Volgens Hoek zijn de reacties op het initiatief, dat in september van vorig jaar werd gelanceerd, goed geweest. “De bedrijven zitten hier echt op te wachten. Maar ze denken nog erg campagnematig, in one-shots. Ze willen wat vroeger op papier stond vertalen naar een één-op-één-situatie.”
De bedrijven zijn er zich ook bewust van dat e-mail gevoelig ligt, zegt hij. “Ze weten dat e-mail deel uitmaakt van de persoonlijke leefruimte. Ze willen zeker niet de klanten voor het hoofd stoten. Maar een aantal denkt wellicht: we hebben die e-mailadressen, we sturen maar wat.” Die ondernemingen lopen het risico dat de boodschap niet als relevant wordt ervaren en dat de klanten of prospecten hun toestemming intrekken. Benny Salaets vertelt van een bedrijf dat het deksel op de neus kreeg. Een e-mailing leverde een respons op van maar liefst 30% – allemaal uitschrijfberichten die bovendien handmatig moesten worden verwerkt.
Daar zit wellicht ook een zwakte in het geautomatiseerde systeem van Synkronis. Zolang de klant of prospect meespeelt en klikt waar nodig, loopt alles goed. Maar stuurt de klant een e-mail terug, dan kan het systeem die in principe niet lezen. Iemand moet dan toch het bericht verwerken. Gio Canini, managing director van eXpanded Media, stipt echter aan dat er knowledge-based routing bestaat. Dat systeem, waarmee callcenters ook werken, herkent bepaalde woorden. Andere systemen kunnen de inhoud van een e-mail analyseren.

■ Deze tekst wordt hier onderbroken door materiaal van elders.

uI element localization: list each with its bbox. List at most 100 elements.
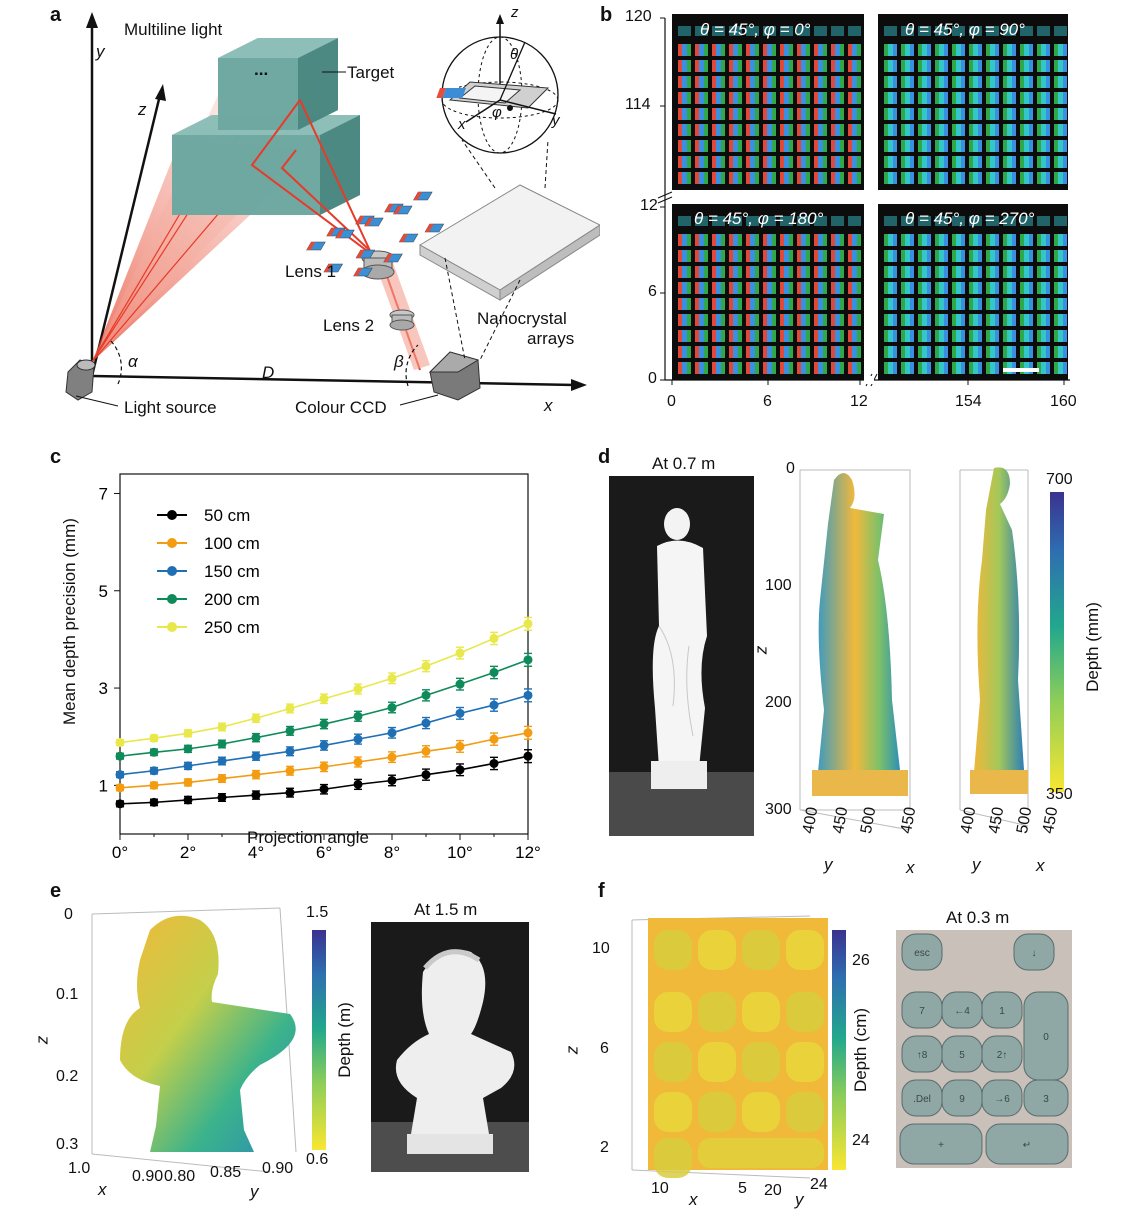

Een e-mailklant verwacht snel een antwoord. Dat kan soms problemen opleveren. Een internetprovider liet bijvoorbeeld via e-mail weten dat de mailbox van een abonnee overvol zat. De abonnee vroeg om wat uitleg in een antwoordberichtje, maar dezelfde boodschap over de overvolle mailbox kwam gewoon terug. Opnieuw stuurde de abonnee een antwoord. En kreeg hij weer dezelfde boodschap. Een telefoontje naar de helpdesk leerde dat antwoorden sturen geen enkele zin had. Het bericht van de provider was automatisch gestuurd en er was niemand om de reacties te lezen.